The levy was originally passed and valued in 1984. According to MHRB Executive Director Amy Raynes, the levy pulls in .26 mill for residential and agriculture and .46 mill for commercial, due to reduction factors.
Raynes presented the proposed renewal to the Preble County Board of Commissioners on Wednesday, Jan. 16.
“We are at the end of our levy period and thought we would need to go on in May. That will give us another ballot option if needed. The board decided not to ask for more money, even though to do that we’re going to have to cut programs. We just feel like a renewal will be the best thing for us and it is better to hold on to what we have, then to take a risk asking for more from the tax payers who already pay for a lot from our county,” Raynes said.
“I brought some information about our fiscal year budget,” she continued. “Since I’ve been here, we’ve nearly doubled that amount of money through grants specific for programming. Those grants will also go away eventually — we don’t have a sustainability plan, but I feel like, when that time comes, then we can talk about what we want to do.
“It is not necessarily wise to cut programming when we are in quite a few crisis, obviously we have the crisis with our addiction issue, but we are also having a suicide crisis in the State of Ohio. The school superintendents and I feel part of the answer is get more mental health services into the schools.”
According to Raynes, the MHRB’s FY19 budget is $2,308,332 compared to FY18 $1,925,885. Deficit budgeting for FY19 is $187,698 compared to FY18 $147,129. The board has a current reserve of six months.
She added, Preble County was ninth in the state per capita for overdose deaths in calendar year 2017. Preble County had 28 overdose deaths in 2017 and approximately nine deaths (final numbers will be available in March) in 2018.
MHRB is offering the following new programs and services: peer support (state mandated), recovery housing (state mandated), prison reentry (state grant), housing case management (grant requirement), mobile response and stabilization services (federal grant), a full-time crisis worker, residential treatment (Sojourner), mental health jail treatment (state mandated), the Success Program (state grant), suicide prevention (state grant), and Parent Project/Why Try (state grant).

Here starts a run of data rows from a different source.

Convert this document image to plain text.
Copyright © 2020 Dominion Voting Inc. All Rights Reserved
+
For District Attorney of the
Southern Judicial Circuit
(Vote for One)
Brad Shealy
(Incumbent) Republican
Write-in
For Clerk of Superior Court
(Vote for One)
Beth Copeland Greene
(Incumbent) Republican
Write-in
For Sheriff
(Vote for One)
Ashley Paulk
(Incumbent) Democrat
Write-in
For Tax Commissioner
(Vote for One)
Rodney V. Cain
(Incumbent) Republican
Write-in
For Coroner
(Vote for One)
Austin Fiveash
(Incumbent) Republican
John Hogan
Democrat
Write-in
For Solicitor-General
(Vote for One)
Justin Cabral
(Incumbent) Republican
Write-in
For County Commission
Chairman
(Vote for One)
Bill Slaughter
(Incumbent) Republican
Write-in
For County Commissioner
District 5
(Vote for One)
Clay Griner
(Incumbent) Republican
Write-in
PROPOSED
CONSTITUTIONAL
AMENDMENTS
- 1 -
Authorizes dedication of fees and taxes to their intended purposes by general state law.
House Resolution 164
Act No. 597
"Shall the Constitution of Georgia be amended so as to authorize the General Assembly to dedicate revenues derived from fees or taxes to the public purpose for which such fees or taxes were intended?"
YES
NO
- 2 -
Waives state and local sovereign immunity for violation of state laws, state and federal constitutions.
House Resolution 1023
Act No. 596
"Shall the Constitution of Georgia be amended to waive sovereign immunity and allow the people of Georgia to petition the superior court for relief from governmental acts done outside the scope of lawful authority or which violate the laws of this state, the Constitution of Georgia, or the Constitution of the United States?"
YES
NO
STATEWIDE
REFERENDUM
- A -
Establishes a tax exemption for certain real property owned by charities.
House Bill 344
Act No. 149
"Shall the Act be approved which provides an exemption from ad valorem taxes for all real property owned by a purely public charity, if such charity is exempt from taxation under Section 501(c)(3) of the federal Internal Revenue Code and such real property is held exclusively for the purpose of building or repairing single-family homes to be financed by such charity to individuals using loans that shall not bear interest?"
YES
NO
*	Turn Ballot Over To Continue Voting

Program expansions include: school based services in two schools, SAFE, and adding two housing units.
“We’re just trying to do the best we can to stretch those dollars as much as we can,” Raynes said. “We really have to keep on programming sources to try and keep our continuing care for Preble County. It is really sad when I go to other counties and listen to their programming and Preble can’t have those programs, because we don’t get the funding those bigger counties do.
“For me, it is a lot of advocacy on all of our parts in Preble to say, we need to have the same opportunities these larger counties have. They have larger levies than we do, but at the same time, we are still all tax paying citizens. We deserve to have that going for us.”
She recently joined a collaboration between several local counties entitled Regional Affiliate Alcohol, Drug, Mental Heath & Recovery Boards. These counties joined together to strengthen their ability to expand service access, create options for local citizen, and raise up the local voice in a regional behavioral healthcare system, while observing statutory responsibilities.
“Overall, our board is looking for a renewal. We want to make sure we continue with the services that we’ve had. We have to cut some, because we have been deficit budgeting in order to buy some properties to get some programming which was mandated. Also, to start some new programs that we hadn’t had the opportunity in the past to have, for a lesser cost than if we would have waited,” Raynes said.
“We’ll have to make some hard decisions in the spring, but we felt like right now that was the best thing for Preble County and the Preble County Mental Health and Recovery Board.”